Xenophobia - a Clarification





Today, I came across an article in the German Press which tells the story of a University Professor who horribile dictu is apparently publishing his thoughts on Twitter. His views, the article explains in a pained and worried tone, are not pro-refugees. They are therefore, the author points out "fremdenfeindlich" - hostile to foreigners, xenophobic. The article is here.

This got me thinking: The professor is against Germany taking in more and more and more (every day, c.3,000) refugees, migrants, asylum seekers whatever you choose to call them. 80 percent of those people are male and 85 percent are Muslim. Whether indeed this is a good idea, is blatantly more than debatable, After the horrendous incidents at NYE in Cologne, people are surely allowed to raise the topic in a more than questioning manner. Crime, especially sexual crime against women has risen dramatically. Other violent crime is also up, especially in formerly pleasant towns like Düsseldorf, or the said Cologne. People, but especially women are rightly afraid to go out on their own. The sale of pepper spray, maze, and demand for legally availablel self-defense weapons has exploded.

So far, so bad. Back to our tweeting professor. Why, in God's name should somebody who is not in favour (and says so publicly) of taking in millions of misogynist, violent males, who balk at the thought of shaking a woman's hand - refugees in asylum seeker's hostels even refuse to take food when it is served to them by a woman - but don't appear to have a problem with raping women, why then should he not be allowed to say so? Or even more illogically, be smeared as xenophobic? For that is exactly the one aspect the professor hasn't got a problem with - that those people are foreigners.

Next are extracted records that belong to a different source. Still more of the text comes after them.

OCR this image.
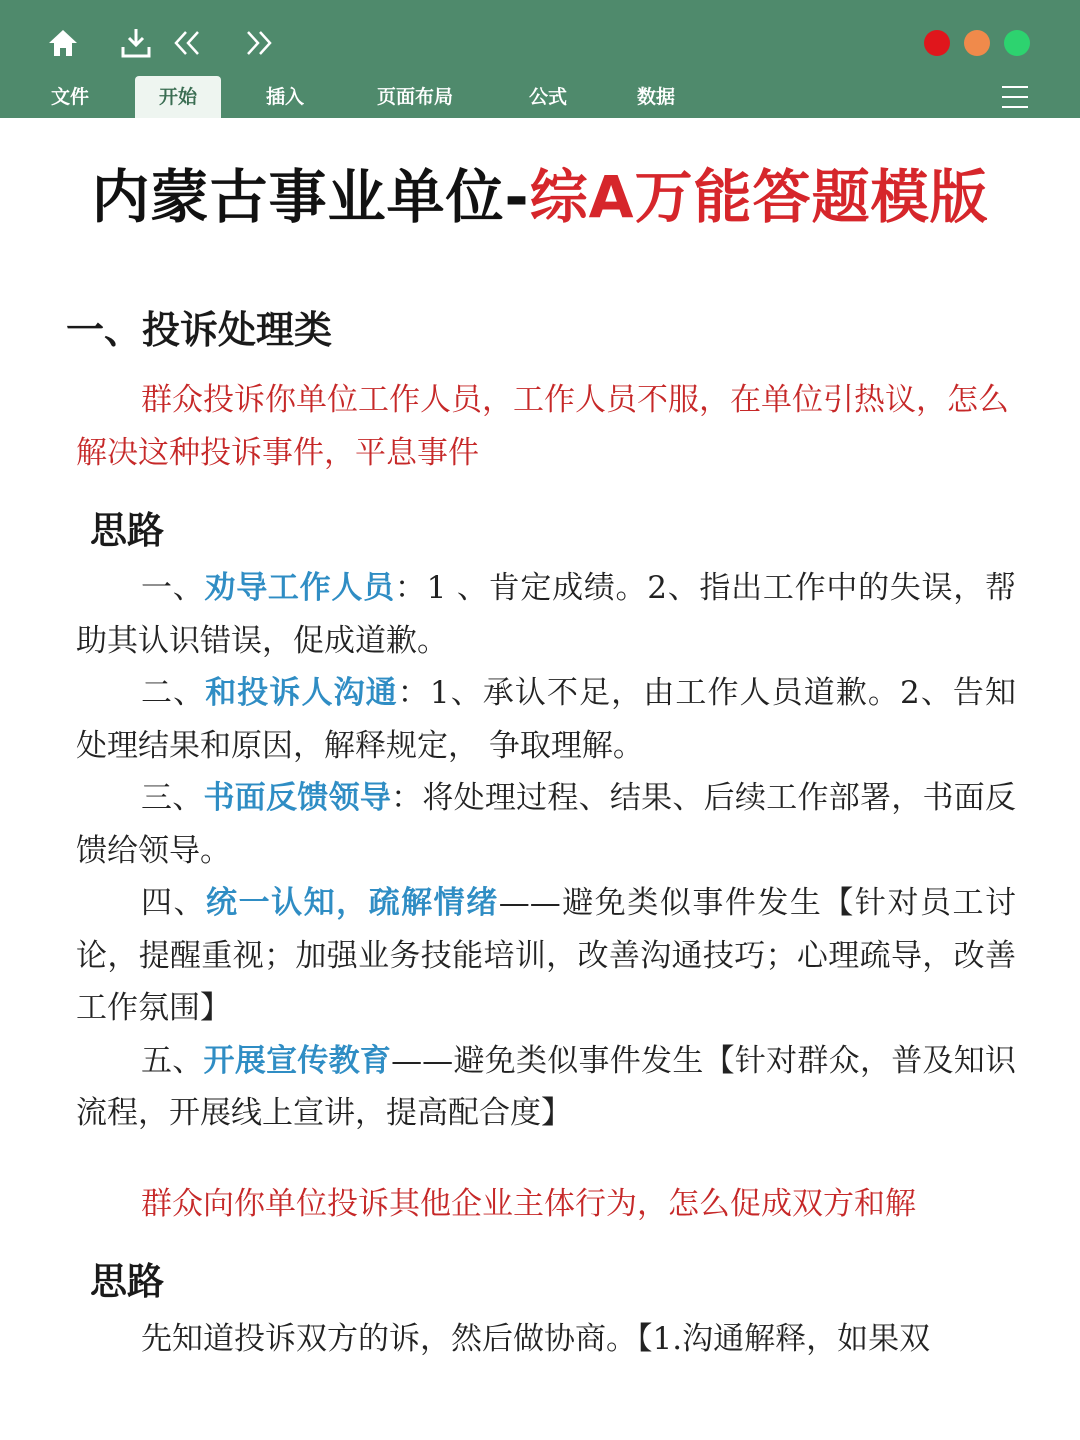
文件	开始	插入	页面布局	公式	数据
内蒙古事业单位-综A万能答题模版
一、投诉处理类

群众投诉你单位工作人员，工作人员不服，在单位引热议，怎么解决这种投诉事件，平息事件

思路

一、劝导工作人员：1 、肯定成绩。2、指出工作中的失误，帮助其认识错误，促成道歉。

二、和投诉人沟通：1、承认不足，由工作人员道歉。2、告知处理结果和原因，解释规定， 争取理解。

三、书面反馈领导：将处理过程、结果、后续工作部署，书面反馈给领导。

四、统一认知，疏解情绪——避免类似事件发生【针对员工讨论，提醒重视；加强业务技能培训，改善沟通技巧；心理疏导，改善工作氛围】

五、开展宣传教育——避免类似事件发生【针对群众，普及知识流程，开展线上宣讲，提高配合度】

群众向你单位投诉其他企业主体行为，怎么促成双方和解

思路

先知道投诉双方的诉，然后做协商。【1.沟通解释，如果双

He is not xenophobic - he is worried about the demise of tolerance in Germany.

Likewise, regular readers of this blog will know how much I detest xenophobia. They will also know how much I detest illiberalism and homophobic or misogynist attitudes.Which is precisely why I am against importing millions of Muslim males who are explicitly unwilling to integrate and who demand that their anti-Western views and behaviour patterns aren't just respected but made the norm in their newly adopted countries.

So quite why the German press wants to stigmatize people who are worried about society becoming ever more illiberal, intolerant and proto-fascist as "xenophobic" must remain a mystery. Or shall we say not so much a mystery: Plummeting circulation figures are making German media vulnerable: Government funding is only for those who are happy to be "gleichgeschaltet" and will spout Merkel's message.